Nessun rallentamento in Cina

Puma alza le stime dopo la trimestrale

I ricavi 2018 di Puma dovrebbero accelerare del 14%-16%, dopo un terzo trimestre terminato con un +14% a 1,24 miliardi di euro (a valute costanti).

In precedenza il gruppo tedesco aveva ipotizzato una crescita annuale fra il +12% e il
+14%.

La performance dell’ebit trimestrale (+28% a 130 milioni) ha anche portato a un miglioramento delle stime dell’utile operativo annuale, che dovrebbe attestarsi fra 325 e 335 milioni (+32% rispetto al 2017), dal precedente intervallo di 310-330 milioni.
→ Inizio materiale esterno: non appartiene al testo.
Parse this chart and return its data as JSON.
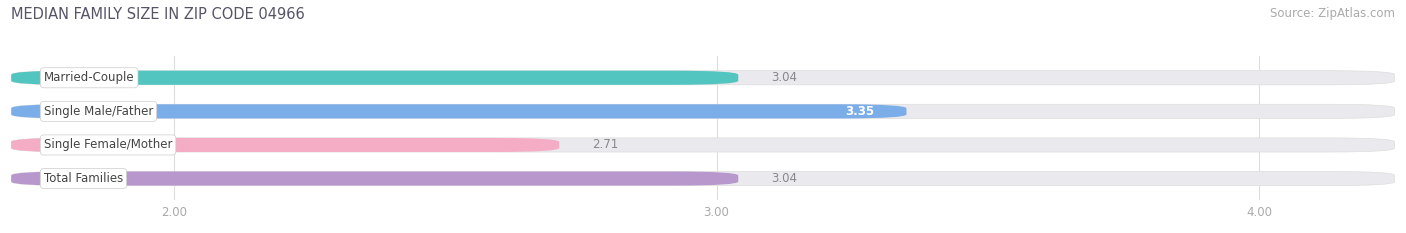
{
  "title": "MEDIAN FAMILY SIZE IN ZIP CODE 04966",
  "source": "Source: ZipAtlas.com",
  "categories": [
    "Married-Couple",
    "Single Male/Father",
    "Single Female/Mother",
    "Total Families"
  ],
  "values": [
    3.04,
    3.35,
    2.71,
    3.04
  ],
  "bar_colors": [
    "#52c5c0",
    "#7baee8",
    "#f4adc4",
    "#b898cc"
  ],
  "x_min": 1.7,
  "x_max": 4.25,
  "x_ticks": [
    2.0,
    3.0,
    4.0
  ],
  "x_tick_labels": [
    "2.00",
    "3.00",
    "4.00"
  ],
  "label_fontsize": 8.5,
  "value_fontsize": 8.5,
  "title_fontsize": 10.5,
  "source_fontsize": 8.5,
  "background_color": "#ffffff",
  "bar_background_color": "#eaeaee",
  "bar_height": 0.42,
  "title_color": "#555566",
  "source_color": "#aaaaaa",
  "tick_color": "#aaaaaa",
  "grid_color": "#dddddd",
  "value_color_inside": "#ffffff",
  "value_color_outside": "#888888",
  "value_inside_threshold": 3.2
}
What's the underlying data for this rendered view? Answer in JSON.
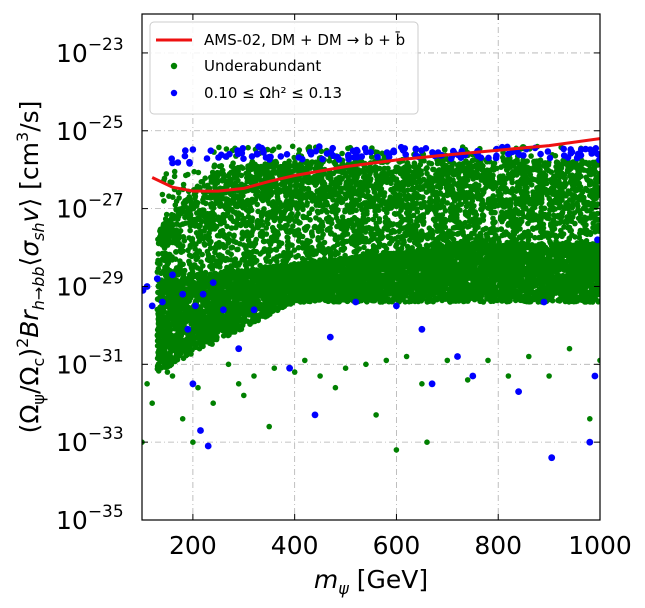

Come ha spiegato il ceo Bjørn Gulden, il trend trimestrale beneficia dell’andamento double-digit nelle Americhe (+10%) e in Asia-Pacifico (+21%) e del buon andamento del segmento apparel (+27% nel quarter).

Sul mercato nordamericano stanno inoltre premiando gli sforzi per riallacciare i rapporti con il mondo del basket, sia nel segmento performance che nello sportstyle (nella foto, il modello Clyde Court Disrupt).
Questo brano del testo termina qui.